Harry Ellis’s letter (DW 10 November) regarding the ‘large premium’ charged for candidates supplied to employers through agencies fails to take account of a number of factors, namely:
There is no guarantee of refund for individuals directly appointed, but who do not subsequently work out, or the cost to an organisation of not finding a suitable person.
Most organisations fail to include the cost of their own management and administration time in selecting and vetting appropriate employees. For example, if you get a huge response, your brand and company image will inevitably be tarnished if you do not respond appropriately and courteously to every application. Also, you may need to conduct two or three interviews during the selection process instead of one or two. Agencies that do their job properly should be interviewing and evaluating to ensure an accurate skills match and a shortlist of only suitable applicants from which the client can select the best cultural/ personality fit.
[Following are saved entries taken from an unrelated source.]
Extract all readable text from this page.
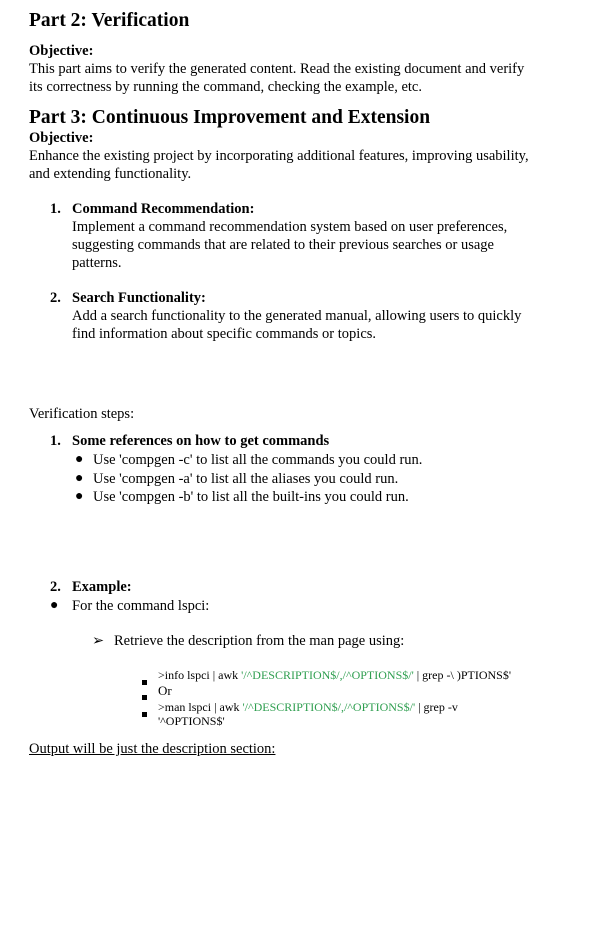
Part 2: Verification
Objective:
This part aims to verify the generated content. Read the existing document and verify
its correctness by running the command, checking the example, etc.
Part 3: Continuous Improvement and Extension
Objective:
Enhance the existing project by incorporating additional features, improving usability,
and extending functionality.
1. Command Recommendation:
Implement a command recommendation system based on user preferences,
suggesting commands that are related to their previous searches or usage
patterns.
2. Search Functionality:
Add a search functionality to the generated manual, allowing users to quickly
find information about specific commands or topics.
Verification steps:
1. Some references on how to get commands
● Use 'compgen -c' to list all the commands you could run.
● Use 'compgen -a' to list all the aliases you could run.
● Use 'compgen -b' to list all the built-ins you could run.
2. Example:
● For the command lspci:
➢ Retrieve the description from the man page using:
>info lspci | awk '/^DESCRIPTION$/,/^OPTIONS$/' | grep -\ )PTIONS$'
Or
>man lspci | awk '/^DESCRIPTION$/,/^OPTIONS$/' | grep -v
'^OPTIONS$'
Output will be just the description section:
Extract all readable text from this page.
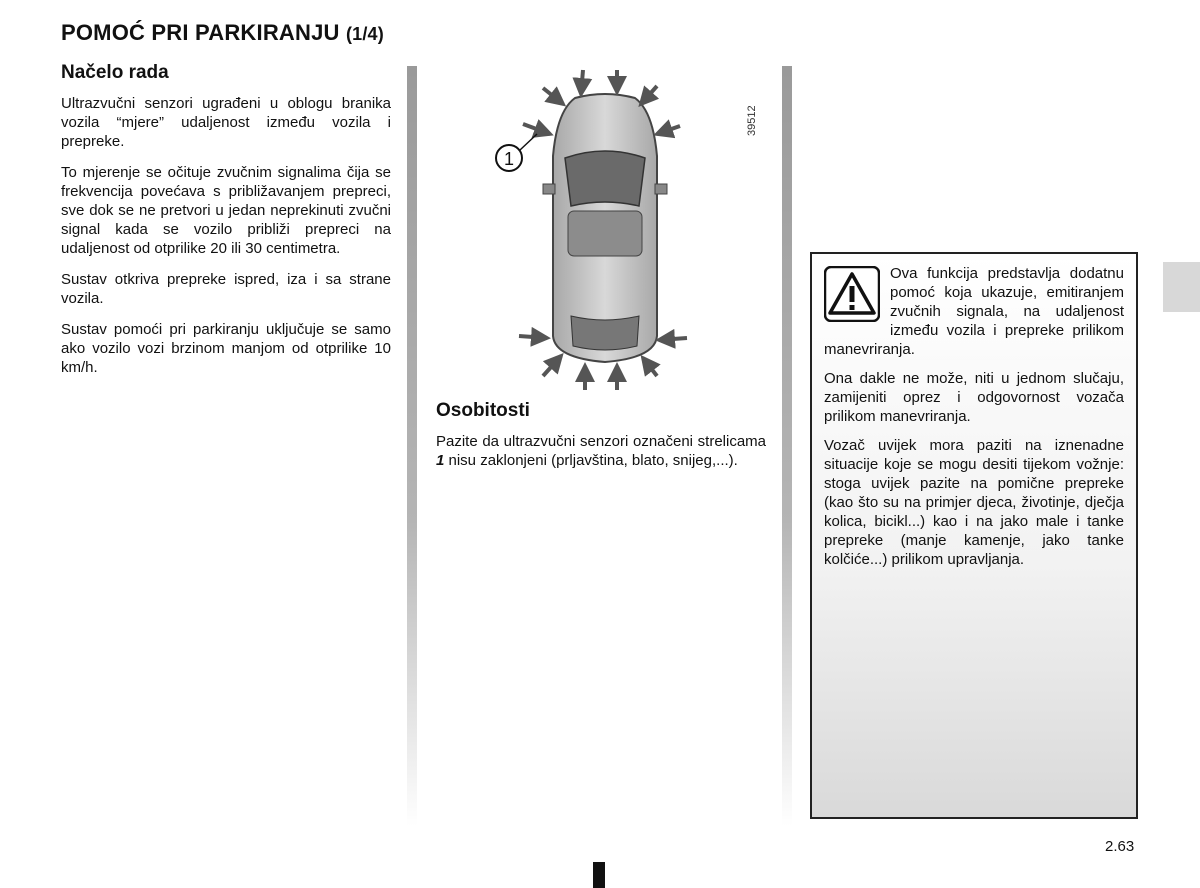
POMOĆ PRI PARKIRANJU (1/4)
Načelo rada

Ultrazvučni senzori ugrađeni u oblogu branika vozila “mjere” udaljenost između vozila i prepreke.

To mjerenje se očituje zvučnim signalima čija se frekvencija povećava s približavanjem prepreci, sve dok se ne pretvori u jedan neprekinuti zvučni signal kada se vozilo približi prepreci na udaljenost od otprilike 20 ili 30 centimetra.

Sustav otkriva prepreke ispred, iza i sa strane vozila.

Sustav pomoći pri parkiranju uključuje se samo ako vozilo vozi brzinom manjom od otprilike 10 km/h.

1
39512
Osobitosti

Pazite da ultrazvučni senzori označeni strelicama 1 nisu zaklonjeni (prljavština, blato, snijeg,...).

Ova funkcija predstavlja dodatnu pomoć koja ukazuje, emitiranjem zvučnih signala, na udaljenost između vozila i prepreke prilikom manevriranja.

Ona dakle ne može, niti u jednom slučaju, zamijeniti oprez i odgovornost vozača prilikom manevriranja.

Vozač uvijek mora paziti na iznenadne situacije koje se mogu desiti tijekom vožnje: stoga uvijek pazite na pomične prepreke (kao što su na primjer djeca, životinje, dječja kolica, bicikl...) kao i na jako male i tanke prepreke (manje kamenje, jako tanke kolčiće...) prilikom upravljanja.

2.63
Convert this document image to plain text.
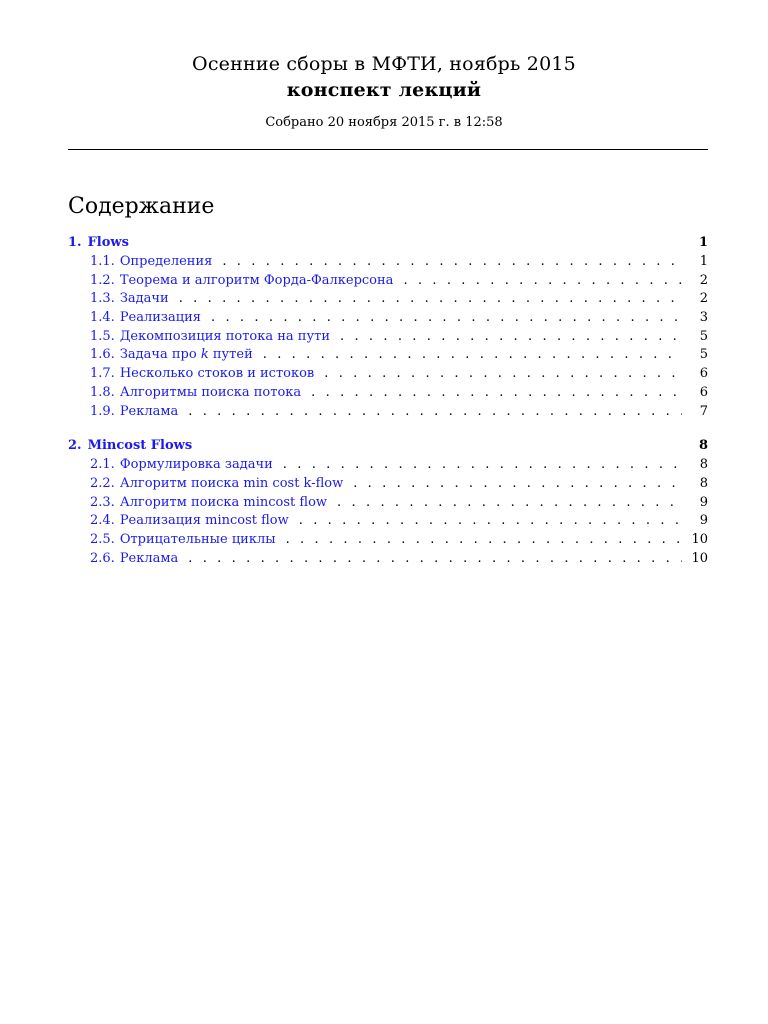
Осенние сборы в МФТИ, ноябрь 2015
конспект лекций
Собрано 20 ноября 2015 г. в 12:58
Содержание
1. Flows	1
1.1. Определения . . .	1
1.2. Теорема и алгоритм Форда-Фалкерсона . . .	2
1.3. Задачи . . .	2
1.4. Реализация . . .	3
1.5. Декомпозиция потока на пути . . .	5
1.6. Задача про k путей . . .	5
1.7. Несколько стоков и истоков . . .	6
1.8. Алгоритмы поиска потока . . .	6
1.9. Реклама . . .	7
2. Mincost Flows	8
2.1. Формулировка задачи . . .	8
2.2. Алгоритм поиска min cost k-flow . . .	8
2.3. Алгоритм поиска mincost flow . . .	9
2.4. Реализация mincost flow . . .	9
2.5. Отрицательные циклы . . .	10
2.6. Реклама . . .	10
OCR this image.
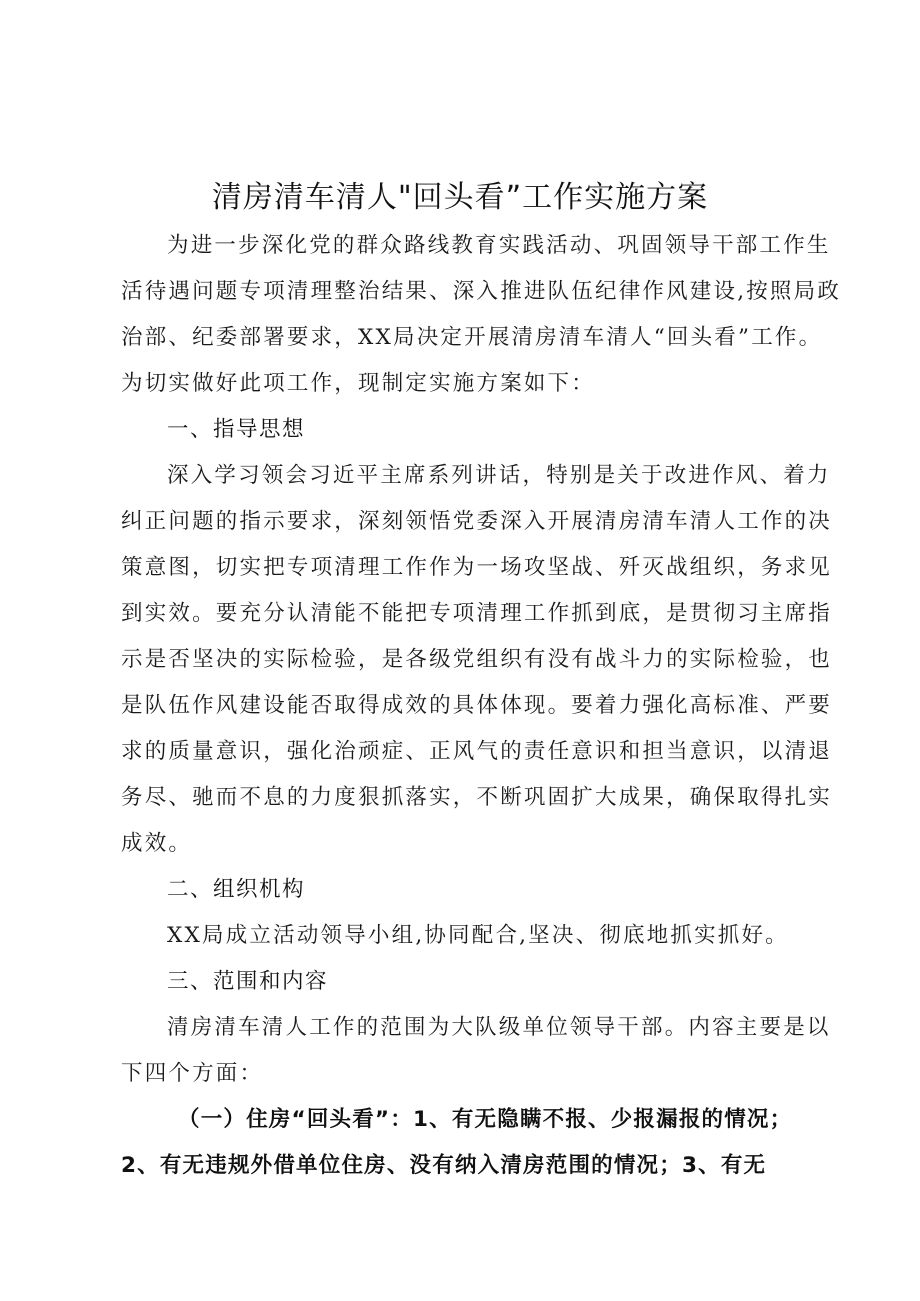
清房清车清人"回头看”工作实施方案
为进一步深化党的群众路线教育实践活动、巩固领导干部工作生
活待遇问题专项清理整治结果、深入推进队伍纪律作风建设,按照局政
治部、纪委部署要求，XX局决定开展清房清车清人“回头看”工作。
为切实做好此项工作，现制定实施方案如下：
一、指导思想
深入学习领会习近平主席系列讲话，特别是关于改进作风、着力
纠正问题的指示要求，深刻领悟党委深入开展清房清车清人工作的决
策意图，切实把专项清理工作作为一场攻坚战、歼灭战组织，务求见
到实效。要充分认清能不能把专项清理工作抓到底，是贯彻习主席指
示是否坚决的实际检验，是各级党组织有没有战斗力的实际检验，也
是队伍作风建设能否取得成效的具体体现。要着力强化高标准、严要
求的质量意识，强化治顽症、正风气的责任意识和担当意识，以清退
务尽、驰而不息的力度狠抓落实，不断巩固扩大成果，确保取得扎实
成效。
二、组织机构
XX局成立活动领导小组,协同配合,坚决、彻底地抓实抓好。
三、范围和内容
清房清车清人工作的范围为大队级单位领导干部。内容主要是以
下四个方面：
（一）住房“回头看”：1、有无隐瞒不报、少报漏报的情况；
2、有无违规外借单位住房、没有纳入清房范围的情况；3、有无
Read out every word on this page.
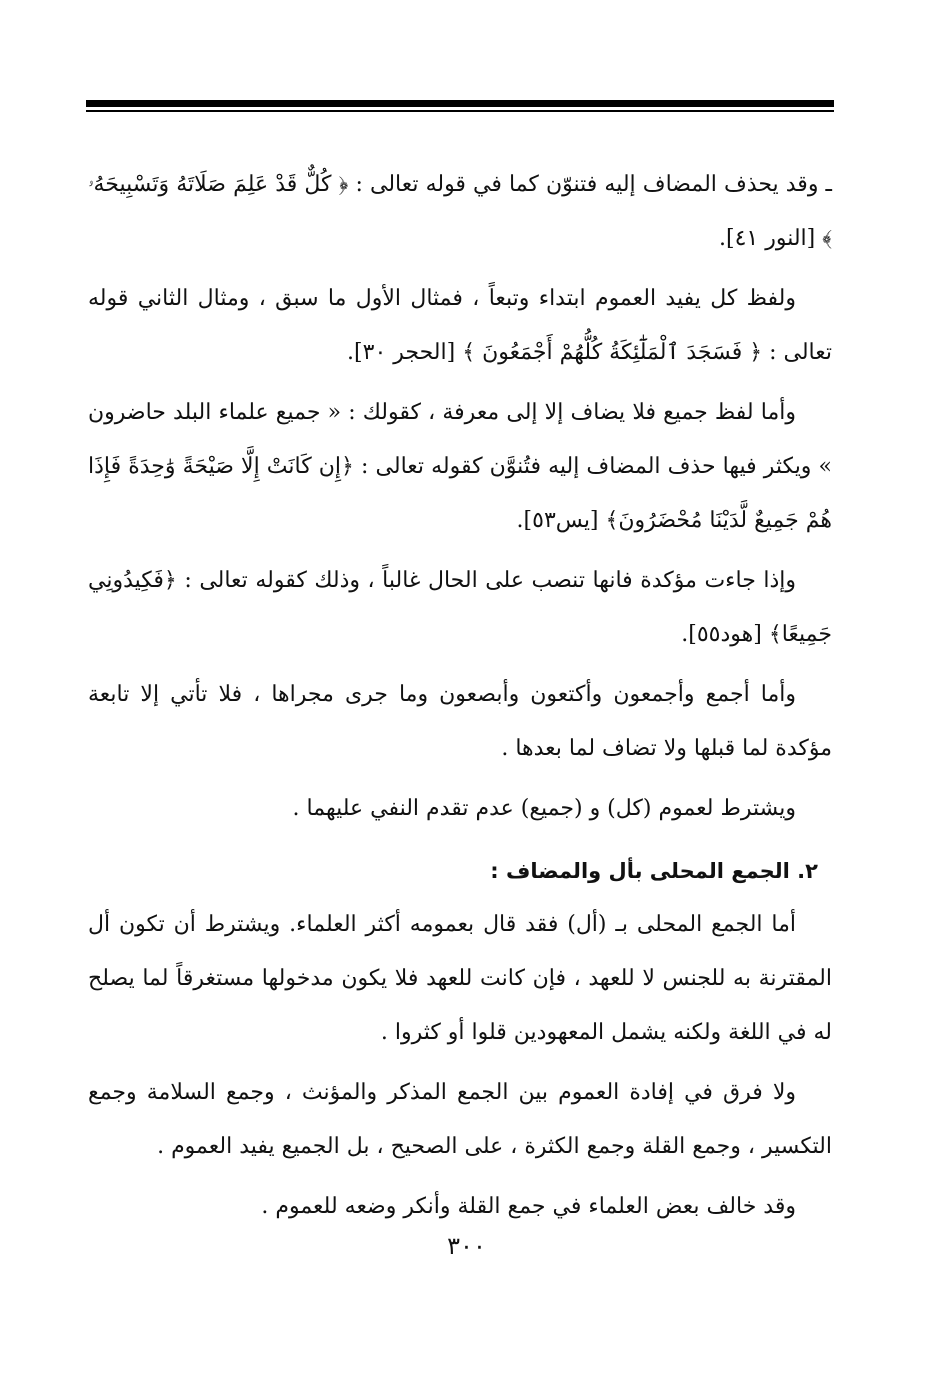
ـ وقد يحذف المضاف إليه فتنوّن كما في قوله تعالى : ﴿ كُلٌّ قَدْ عَلِمَ صَلَاتَهُ وَتَسْبِيحَهُۥ ﴾ [النور ٤١].

ولفظ كل يفيد العموم ابتداء وتبعاً ، فمثال الأول ما سبق ، ومثال الثاني قوله تعالى : ﴿ فَسَجَدَ ٱلْمَلَٰٓئِكَةُ كُلُّهُمْ أَجْمَعُونَ ﴾ [الحجر ٣٠].

وأما لفظ جميع فلا يضاف إلا إلى معرفة ، كقولك : « جميع علماء البلد حاضرون » ويكثر فيها حذف المضاف إليه فتُنوَّن كقوله تعالى : ﴿إِن كَانَتْ إِلَّا صَيْحَةً وَٰحِدَةً فَإِذَا هُمْ جَمِيعٌ لَّدَيْنَا مُحْضَرُونَ﴾ [يس٥٣].

وإذا جاءت مؤكدة فانها تنصب على الحال غالباً ، وذلك كقوله تعالى : ﴿فَكِيدُونِي جَمِيعًا﴾ [هود٥٥].

وأما أجمع وأجمعون وأكتعون وأبصعون وما جرى مجراها ، فلا تأتي إلا تابعة مؤكدة لما قبلها ولا تضاف لما بعدها .

ويشترط لعموم (كل) و (جميع) عدم تقدم النفي عليهما .

٢. الجمع المحلى بأل والمضاف :

أما الجمع المحلى بـ (أل) فقد قال بعمومه أكثر العلماء. ويشترط أن تكون أل المقترنة به للجنس لا للعهد ، فإن كانت للعهد فلا يكون مدخولها مستغرقاً لما يصلح له في اللغة ولكنه يشمل المعهودين قلوا أو كثروا .

ولا فرق في إفادة العموم بين الجمع المذكر والمؤنث ، وجمع السلامة وجمع التكسير ، وجمع القلة وجمع الكثرة ، على الصحيح ، بل الجميع يفيد العموم .

وقد خالف بعض العلماء في جمع القلة وأنكر وضعه للعموم .

٣٠٠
Advertising a post only attracts those individuals actively looking for a new opportunity. Some of the best future employees are those currently in full-time employment and not necessarily discontent with their current situation.
Those agencies that operate a ‘spray and pray’ policy with candidates’ CVs add nothing to the process. However, those that properly screen and evaluate and also act as an ambassador on behalf of their client can be very good value indeed – especially if the employer has delegated responsibility in-house to an individual who lacks either in-depth interview experience or specialist knowledge.
Finally, there are fewer people unemployed in the UK than at any time in the past 20 years. In our experience, for every opportunity offered, an individual has at least three other positions from which to choose. Developing a long-term relationship with a recruitment consultancy can considerably ease the pressure to find talented individuals in creative sectors in which the level of demand outstrips supply.